Cardinal Stafford celebrates Mass during World Youth Day in Denver, 1993. (Photo by James Baca/Denver Catholic Register)

DC: Reflecting on your priestly experience, what practices are essential to the Catholic priest of the New Evangelization?

Cardinal Stafford: The Eucharist has been the center of my life… Over the years, I learned that priestly celibacy was related to the eschatological nature of the Eucharist.  In 390 AD bishops at the Council of Carthage underlined this connection, “That holy bishops and priests of God…. observe perfect continence, so that they may obtain in all simplicity what they are asking from God; what the apostles taught and what antiquity itself observed, let us endeavor to keep.”
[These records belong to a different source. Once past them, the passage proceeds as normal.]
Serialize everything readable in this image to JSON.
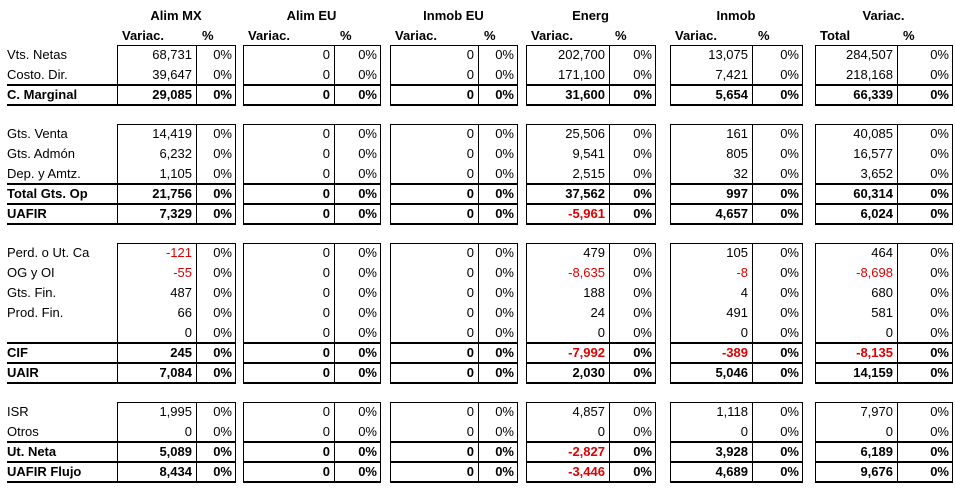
{
  "columns": [
    {
      "title": "Alim MX",
      "sub_var": "Variac.",
      "sub_pct": "%"
    },
    {
      "title": "Alim EU",
      "sub_var": "Variac.",
      "sub_pct": "%"
    },
    {
      "title": "Inmob EU",
      "sub_var": "Variac.",
      "sub_pct": "%"
    },
    {
      "title": "Energ",
      "sub_var": "Variac.",
      "sub_pct": "%"
    },
    {
      "title": "Inmob",
      "sub_var": "Variac.",
      "sub_pct": "%"
    },
    {
      "title": "Variac.",
      "sub_var": "Total",
      "sub_pct": "%"
    }
  ],
  "sections": [
    {
      "rows": [
        {
          "label": "Vts. Netas",
          "bold": false,
          "values": [
            "68,731",
            "0",
            "0",
            "202,700",
            "13,075",
            "284,507"
          ],
          "pcts": [
            "0%",
            "0%",
            "0%",
            "0%",
            "0%",
            "0%"
          ]
        },
        {
          "label": "Costo. Dir.",
          "bold": false,
          "values": [
            "39,647",
            "0",
            "0",
            "171,100",
            "7,421",
            "218,168"
          ],
          "pcts": [
            "0%",
            "0%",
            "0%",
            "0%",
            "0%",
            "0%"
          ]
        },
        {
          "label": "C. Marginal",
          "bold": true,
          "values": [
            "29,085",
            "0",
            "0",
            "31,600",
            "5,654",
            "66,339"
          ],
          "pcts": [
            "0%",
            "0%",
            "0%",
            "0%",
            "0%",
            "0%"
          ]
        }
      ]
    },
    {
      "rows": [
        {
          "label": "Gts. Venta",
          "bold": false,
          "values": [
            "14,419",
            "0",
            "0",
            "25,506",
            "161",
            "40,085"
          ],
          "pcts": [
            "0%",
            "0%",
            "0%",
            "0%",
            "0%",
            "0%"
          ]
        },
        {
          "label": "Gts. Admón",
          "bold": false,
          "values": [
            "6,232",
            "0",
            "0",
            "9,541",
            "805",
            "16,577"
          ],
          "pcts": [
            "0%",
            "0%",
            "0%",
            "0%",
            "0%",
            "0%"
          ]
        },
        {
          "label": "Dep. y Amtz.",
          "bold": false,
          "values": [
            "1,105",
            "0",
            "0",
            "2,515",
            "32",
            "3,652"
          ],
          "pcts": [
            "0%",
            "0%",
            "0%",
            "0%",
            "0%",
            "0%"
          ]
        },
        {
          "label": "Total Gts. Op",
          "bold": true,
          "values": [
            "21,756",
            "0",
            "0",
            "37,562",
            "997",
            "60,314"
          ],
          "pcts": [
            "0%",
            "0%",
            "0%",
            "0%",
            "0%",
            "0%"
          ]
        },
        {
          "label": "UAFIR",
          "bold": true,
          "values": [
            "7,329",
            "0",
            "0",
            "-5,961",
            "4,657",
            "6,024"
          ],
          "pcts": [
            "0%",
            "0%",
            "0%",
            "0%",
            "0%",
            "0%"
          ]
        }
      ]
    },
    {
      "rows": [
        {
          "label": "Perd. o Ut. Ca",
          "bold": false,
          "values": [
            "-121",
            "0",
            "0",
            "479",
            "105",
            "464"
          ],
          "pcts": [
            "0%",
            "0%",
            "0%",
            "0%",
            "0%",
            "0%"
          ]
        },
        {
          "label": "OG y OI",
          "bold": false,
          "values": [
            "-55",
            "0",
            "0",
            "-8,635",
            "-8",
            "-8,698"
          ],
          "pcts": [
            "0%",
            "0%",
            "0%",
            "0%",
            "0%",
            "0%"
          ]
        },
        {
          "label": "Gts. Fin.",
          "bold": false,
          "values": [
            "487",
            "0",
            "0",
            "188",
            "4",
            "680"
          ],
          "pcts": [
            "0%",
            "0%",
            "0%",
            "0%",
            "0%",
            "0%"
          ]
        },
        {
          "label": "Prod. Fin.",
          "bold": false,
          "values": [
            "66",
            "0",
            "0",
            "24",
            "491",
            "581"
          ],
          "pcts": [
            "0%",
            "0%",
            "0%",
            "0%",
            "0%",
            "0%"
          ]
        },
        {
          "label": "",
          "bold": false,
          "values": [
            "0",
            "0",
            "0",
            "0",
            "0",
            "0"
          ],
          "pcts": [
            "0%",
            "0%",
            "0%",
            "0%",
            "0%",
            "0%"
          ]
        },
        {
          "label": "CIF",
          "bold": true,
          "values": [
            "245",
            "0",
            "0",
            "-7,992",
            "-389",
            "-8,135"
          ],
          "pcts": [
            "0%",
            "0%",
            "0%",
            "0%",
            "0%",
            "0%"
          ]
        },
        {
          "label": "UAIR",
          "bold": true,
          "values": [
            "7,084",
            "0",
            "0",
            "2,030",
            "5,046",
            "14,159"
          ],
          "pcts": [
            "0%",
            "0%",
            "0%",
            "0%",
            "0%",
            "0%"
          ]
        }
      ]
    },
    {
      "rows": [
        {
          "label": "ISR",
          "bold": false,
          "values": [
            "1,995",
            "0",
            "0",
            "4,857",
            "1,118",
            "7,970"
          ],
          "pcts": [
            "0%",
            "0%",
            "0%",
            "0%",
            "0%",
            "0%"
          ]
        },
        {
          "label": "Otros",
          "bold": false,
          "values": [
            "0",
            "0",
            "0",
            "0",
            "0",
            "0"
          ],
          "pcts": [
            "0%",
            "0%",
            "0%",
            "0%",
            "0%",
            "0%"
          ]
        },
        {
          "label": "Ut. Neta",
          "bold": true,
          "values": [
            "5,089",
            "0",
            "0",
            "-2,827",
            "3,928",
            "6,189"
          ],
          "pcts": [
            "0%",
            "0%",
            "0%",
            "0%",
            "0%",
            "0%"
          ]
        },
        {
          "label": "UAFIR Flujo",
          "bold": true,
          "values": [
            "8,434",
            "0",
            "0",
            "-3,446",
            "4,689",
            "9,676"
          ],
          "pcts": [
            "0%",
            "0%",
            "0%",
            "0%",
            "0%",
            "0%"
          ]
        }
      ]
    }
  ],
  "colors": {
    "negative": "#e00000",
    "text": "#000000"
  }
}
I’ve reflected for over four decades over the forthrightness of their statement. I still ask myself why the ancient bishops chose the phrase “in all simplicity.”  Their choice was related to the priest’s acting “in the person of Christ”. That’s Eucharistic and the Eucharist is doxological. Their assertion that clerical celibacy had apostolic origins surprised me.

Finally, a lay friend taught me one of the greatest graces of these sixty years, “Gratitude for the gift is shown only by allowing it to make one fruitful,” from Meister Eckhart. That is my prayer in celebrating my 60th anniversary of priestly ordination.